Adebayo Shittu, communications minister, similarly vowed to work against the party’s governorship candidate in Oyo State, his namesake, Adebayo Adelabu, for allegedly being screened out of the race. He said without restitution, there would not be peace in the party. To concerned stakeholders of the party, the actions of the trio and their cohorts, amounted to anti-party activities which should be sanctioned. But to their chagrin, such perceived act of indiscipline was to receive tacit support and encouragement by the president who received the two governors as they came to present to him, the national chairmen of their fallback parties as having endorsed him as their candidate. The national chairman of the party and members of his NWC were either not invited or chose to shun the ceremony as they were conspicuously absent at such a significant event that would have been celebrated by the party if the circumstances were different.

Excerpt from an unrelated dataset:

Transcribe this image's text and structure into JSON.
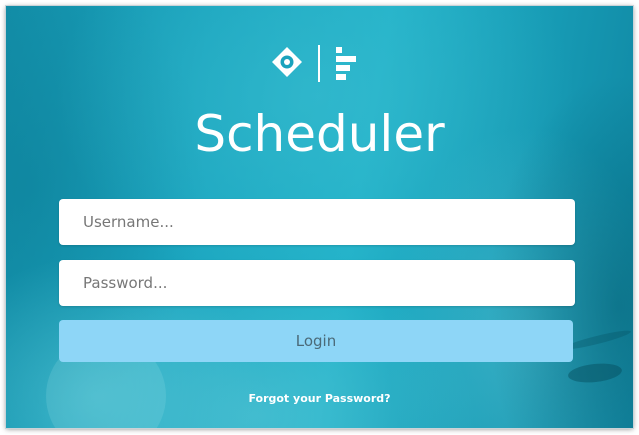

Political observers believe Oshiomhole failed the leadership test in his handling of the fallout of the APC primaries. His perceived confrontational, aggressive and arrogant posturing, rather than a conciliatory approach, they believe, aggravated the crises. His choice of language and caustic tongue did not help matters, especially where soothing words would have calmed jagged nerves. Oshiomhole had dismissed Amosun and Okorocha as “bad losers”. On another occasion, to the discomfiture of many Nigerians, he likened the agitated governors to “drug addicts suffering from withdrawal syndrome”.